Many RL problems have no goal state. The goal of RL agenets is to
produce higher rewards in the future than in the past.
> This learning process with that specific initial state is
> called an episode. After this episode, the agent starts at a different
> initial state and learns another policy that optimizes the accumulated
It's uncommon to throw away the old policy and learn a new one if that
is what you are suggesting.
The general idea is usually to keep improving the current policy
forever. The only reason the learned policy is thrown away is when
testing the learning ability of a given algorithm.
> There can be as many episodes as you wish. After a specified
> number of episodes, the problem is solved.
Only trivial RL domains have a solution. Most real world RL domains
are never solved - and can never be solved. That's because the domain
is more complex than the learning algorithm can every hope to fully
understand (aka learn, aka optimized a policy for).

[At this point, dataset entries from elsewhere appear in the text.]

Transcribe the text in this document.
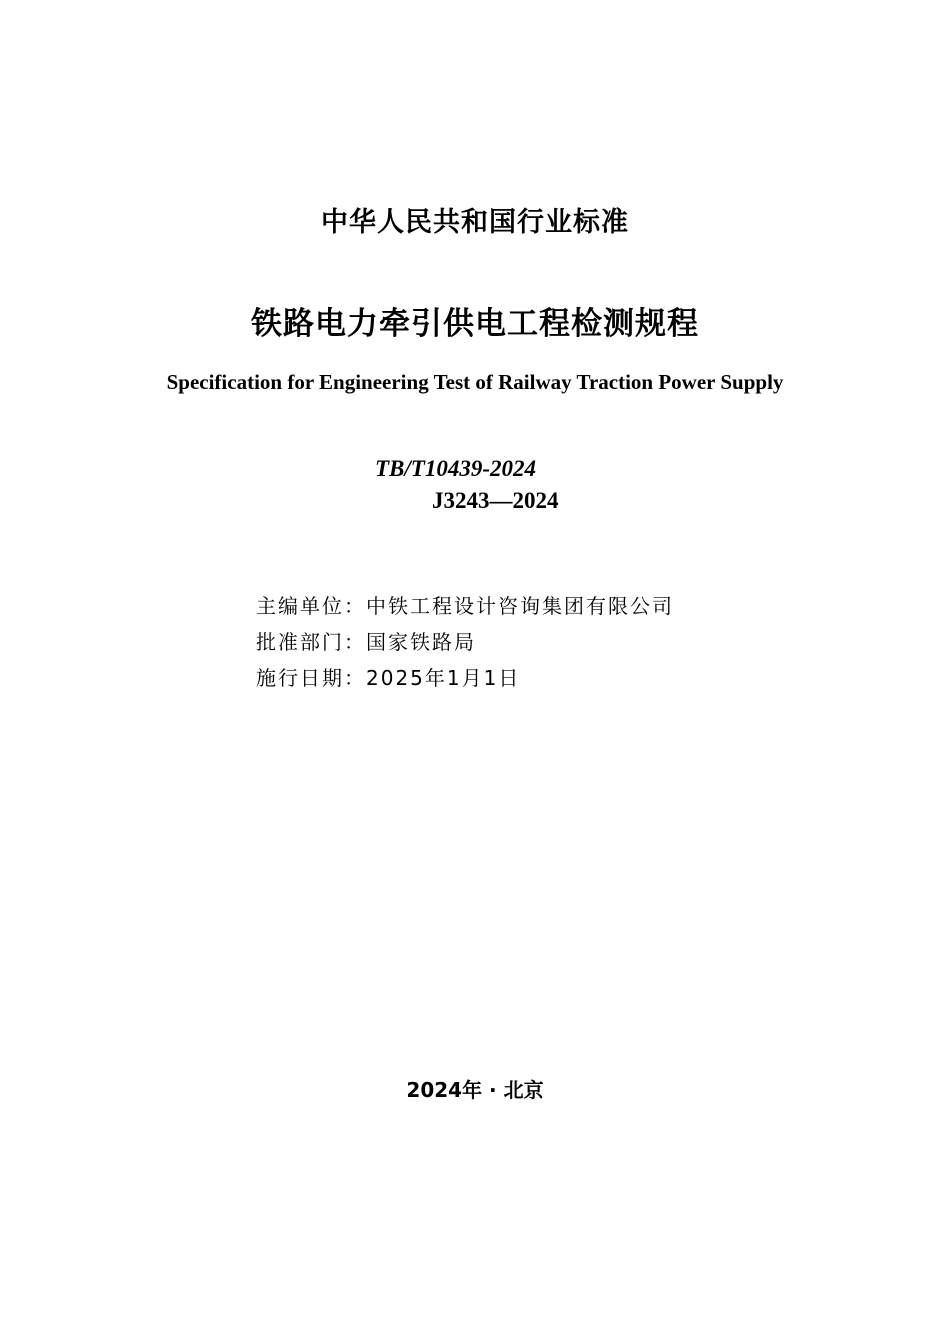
中华人民共和国行业标准
铁路电力牵引供电工程检测规程
Specification for Engineering Test of Railway Traction Power Supply
TB/T10439-2024
J3243—2024
主编单位：中铁工程设计咨询集团有限公司
批准部门：国家铁路局
施行日期：2025年1月1日
2024年 · 北京
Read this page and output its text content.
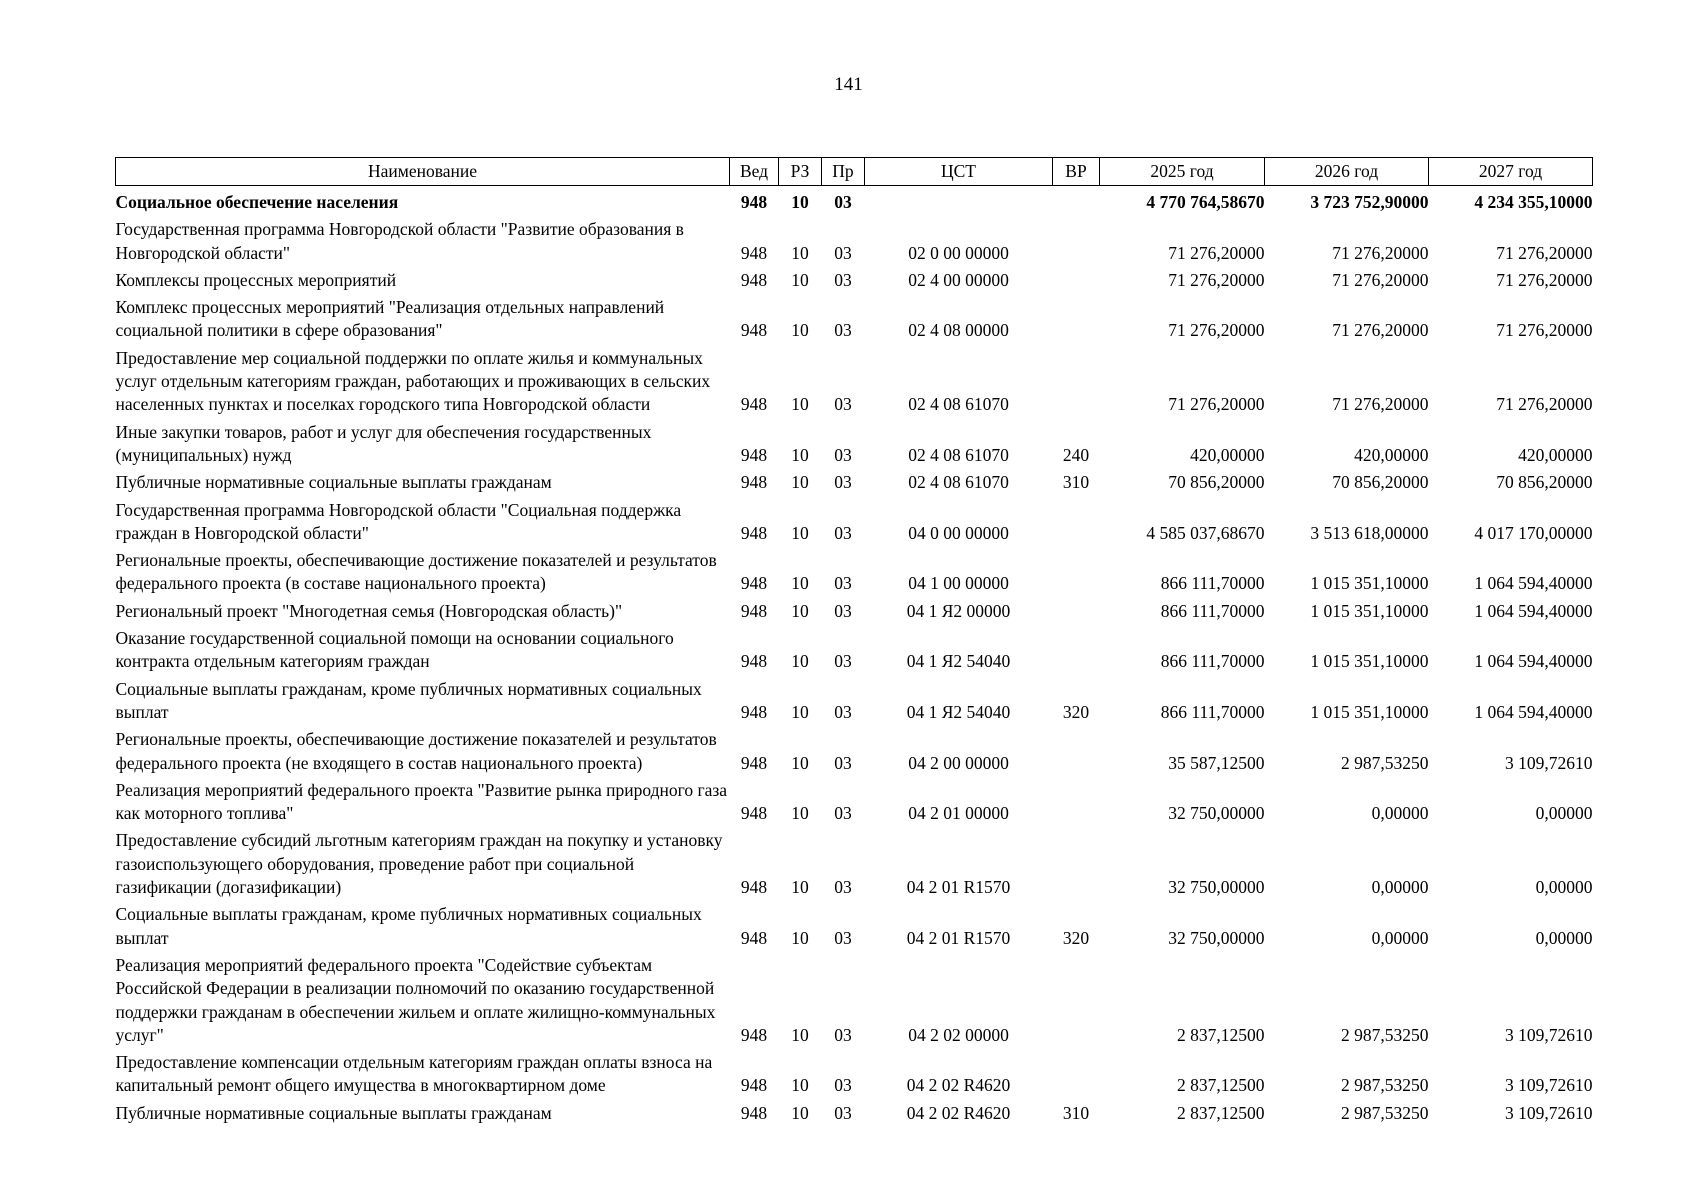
141
Наименование	Вед	РЗ	Пр	ЦСТ	ВР	2025 год	2026 год	2027 год
Социальное обеспечение населения	948	10	03			4 770 764,58670	3 723 752,90000	4 234 355,10000
Государственная программа Новгородской области "Развитие образования в Новгородской области"	948	10	03	02 0 00 00000		71 276,20000	71 276,20000	71 276,20000
Комплексы процессных мероприятий	948	10	03	02 4 00 00000		71 276,20000	71 276,20000	71 276,20000
Комплекс процессных мероприятий "Реализация отдельных направлений социальной политики в сфере образования"	948	10	03	02 4 08 00000		71 276,20000	71 276,20000	71 276,20000
Предоставление мер социальной поддержки по оплате жилья и коммунальных услуг отдельным категориям граждан, работающих и проживающих в сельских населенных пунктах и поселках городского типа Новгородской области	948	10	03	02 4 08 61070		71 276,20000	71 276,20000	71 276,20000
Иные закупки товаров, работ и услуг для обеспечения государственных (муниципальных) нужд	948	10	03	02 4 08 61070	240	420,00000	420,00000	420,00000
Публичные нормативные социальные выплаты гражданам	948	10	03	02 4 08 61070	310	70 856,20000	70 856,20000	70 856,20000
Государственная программа Новгородской области "Социальная поддержка граждан в Новгородской области"	948	10	03	04 0 00 00000		4 585 037,68670	3 513 618,00000	4 017 170,00000
Региональные проекты, обеспечивающие достижение показателей и результатов федерального проекта (в составе национального проекта)	948	10	03	04 1 00 00000		866 111,70000	1 015 351,10000	1 064 594,40000
Региональный проект "Многодетная семья (Новгородская область)"	948	10	03	04 1 Я2 00000		866 111,70000	1 015 351,10000	1 064 594,40000
Оказание государственной социальной помощи на основании социального контракта отдельным категориям граждан	948	10	03	04 1 Я2 54040		866 111,70000	1 015 351,10000	1 064 594,40000
Социальные выплаты гражданам, кроме публичных нормативных социальных выплат	948	10	03	04 1 Я2 54040	320	866 111,70000	1 015 351,10000	1 064 594,40000
Региональные проекты, обеспечивающие достижение показателей и результатов федерального проекта (не входящего в состав национального проекта)	948	10	03	04 2 00 00000		35 587,12500	2 987,53250	3 109,72610
Реализация мероприятий федерального проекта "Развитие рынка природного газа как моторного топлива"	948	10	03	04 2 01 00000		32 750,00000	0,00000	0,00000
Предоставление субсидий льготным категориям граждан на покупку и установку газоиспользующего оборудования, проведение работ при социальной газификации (догазификации)	948	10	03	04 2 01 R1570		32 750,00000	0,00000	0,00000
Социальные выплаты гражданам, кроме публичных нормативных социальных выплат	948	10	03	04 2 01 R1570	320	32 750,00000	0,00000	0,00000
Реализация мероприятий федерального проекта "Содействие субъектам Российской Федерации в реализации полномочий по оказанию государственной поддержки гражданам в обеспечении жильем и оплате жилищно-коммунальных услуг"	948	10	03	04 2 02 00000		2 837,12500	2 987,53250	3 109,72610
Предоставление компенсации отдельным категориям граждан оплаты взноса на капитальный ремонт общего имущества в многоквартирном доме	948	10	03	04 2 02 R4620		2 837,12500	2 987,53250	3 109,72610
Публичные нормативные социальные выплаты гражданам	948	10	03	04 2 02 R4620	310	2 837,12500	2 987,53250	3 109,72610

For example, tic tac toe seem simple enough to learn to play
perfectly. But that is seldom true because you are not just learning
the game, you are also learning the behavior of your opponent. If
your opponent is not always playing perfect moves, you can win a game
every once in a while by playing moves that are most likely to trick
your opponent. But you have to learn what moves are most likely to
trick a given opponent.
In addition, if the RL agent is playing an opponent that also learns,
it has to learn not only how to play, but how to adjust it's own play
based on how it's opponent's play will change over time though
learning. So the optimal policy would have to include full knowledge
of how the other agent learns. This is seldom practical - leaving the
problem that there is now optimal solution.
Any agent that has to interact with the real world faces an unsolvable
learning problem. That is, no agent that's part of the universe, can
fully understand and predict, everything that will happen to it that
effects the rewards it will get. So these types of RL problems are
always a question of how well it can do with limited knowledge because
perfect knowledge is not possible.
> So in RL, there is only a
> learning or training phase and no a separate testing phase.
Generally. But it is normally possible, and sometimes useful. as
others have already pointed out, to turn off learning and test the
agent without learning enabled. However, the more normal case is for
the agent to learn from every action.
> This is in
> contrast to supervised learning, after a classifer is learnt from a
> training dataset, it is used to classify the instances of a testing
> dataset to evaluate its classification performance.
> Is my understanding of RL right?
Yes, most of what you wrote is basically correct. However, RL in my
view is a far broader and more abstract idea that how you are trying
to portray it.
Reinforcement learning covers a very wide range of systems that
attempt to maximize a reward signal though interaction with an
environment. That's about all you can say about. It's so broad, that
if you are creative enough, you can actually show that a rock is a
reinforcement learning machine. However, it's framed a bit more
narrowly in the Sutton and Barto book as a finite state machine which
operates in discrete time steps.
If you are trying to understand the difference between what we talk
about as supervised learning vs reinforcement learning, a key
difference in my view is that in supervised learning, the trainer must
know some of the correct answers whereas in RL, the trainer is not
required to know any of the correct answers.